Magna Downgrades Ad Outlook For 2023

Magna has slightly downgraded its 2023 U.S. advertising growth forecast to 3.4% for a total ad revenue market of $326 billion. The forecast unit, part of Interpublic Group, had previously estimated growth of 3.7% for this year.  

The new estimate factors in cyclical events like the Olympics and elections. Excluding cyclical events, this year’s growth would be 5.2%.  

And overall Magna’s chief forecaster Vincent Létang is optimistic about the full-year ad outlook particularly considering mixed economic signals. “In a similar economic climate ten or twenty years ago, the U.S. advertising market would almost certainly fall off a cliff,” said Létang. But this year the market is being supported by “media innovation fueling marketing demand,” such as big growth in the retail media and streaming services sectors.  



Digital advertising channels are on track to grow 9% this year while linear advertising (more vulnerable in a shaky economy) will erode 4% this year, per the Magna analysis.  

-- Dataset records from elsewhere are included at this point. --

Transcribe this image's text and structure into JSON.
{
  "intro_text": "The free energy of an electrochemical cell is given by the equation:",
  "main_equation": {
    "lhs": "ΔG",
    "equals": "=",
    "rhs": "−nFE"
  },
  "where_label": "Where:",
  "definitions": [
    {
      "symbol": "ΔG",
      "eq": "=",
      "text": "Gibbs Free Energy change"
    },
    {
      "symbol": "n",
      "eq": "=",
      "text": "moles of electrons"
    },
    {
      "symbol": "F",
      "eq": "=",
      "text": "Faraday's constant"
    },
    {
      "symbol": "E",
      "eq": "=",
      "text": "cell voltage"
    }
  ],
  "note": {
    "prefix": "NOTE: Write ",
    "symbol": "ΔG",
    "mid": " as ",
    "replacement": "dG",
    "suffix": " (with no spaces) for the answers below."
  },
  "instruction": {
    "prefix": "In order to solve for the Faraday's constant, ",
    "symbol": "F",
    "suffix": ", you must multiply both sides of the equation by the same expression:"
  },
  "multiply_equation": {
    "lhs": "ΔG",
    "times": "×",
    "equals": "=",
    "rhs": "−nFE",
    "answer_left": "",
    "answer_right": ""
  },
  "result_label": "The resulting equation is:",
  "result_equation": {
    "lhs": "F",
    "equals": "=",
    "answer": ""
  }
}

Search and product search will remain the largest ad formats for brands, growing by a combined 10% to $125 billion. National long-form video (linear and streaming) will be roughly flat this year versus 2022 as growth in OTT ad sales will offset declines in linear TV.  

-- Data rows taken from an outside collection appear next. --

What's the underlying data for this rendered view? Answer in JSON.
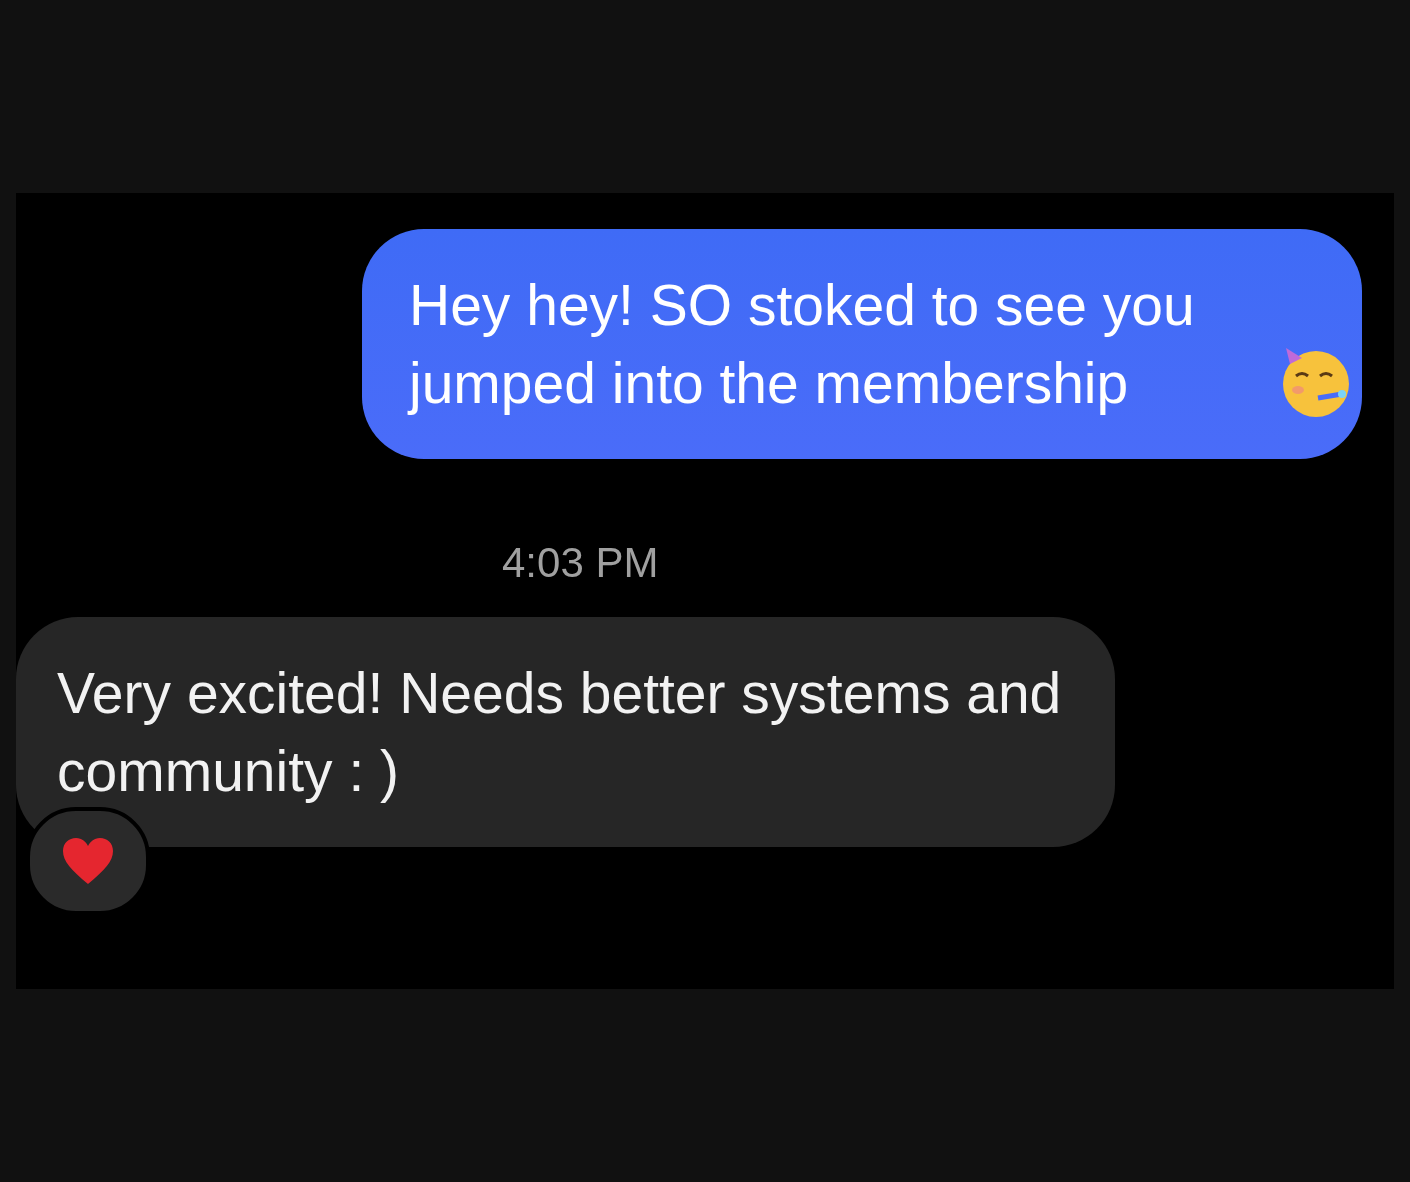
{
  "messages": [
    {
      "kind": "sent",
      "text": "Hey hey! SO stoked to see you jumped into the membership",
      "has_emoji": true,
      "reacted": false
    },
    {
      "kind": "timestamp",
      "text": "4:03 PM"
    },
    {
      "kind": "received",
      "text": "Very excited! Needs better systems and community : )",
      "has_emoji": false,
      "reacted": true
    }
  ]
}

By category, Magna expects little to no growth across sectors including CPG, food/drinks and retail. The travel and movie categories will continue to recover after the pandemic.   

But the biggest comeback among verticals is automotive, which was hit hard during the height of the pandemic. Car sales are expected to grow 10% this year leading to a 10% to 15% gain in advertising spending by dealers and brands.   

“Brands and dealers can no longer assume consumers will be as loyal as they were pre-Covid,” Magna stated. The transition to electric vehicles will put pressure on all manufactures to increase ad/marketing efforts to both maintain share and grow.   

Looking back at 2022, Magna reports that ad revenues grew by 6% (excluding cyclical spending). But spending slowed sharply in the second half of the year with flat results in the fourth quarter. That wasn’t totally unexpected, given the abnormally high post-covid growth spurt that occurred in 2021.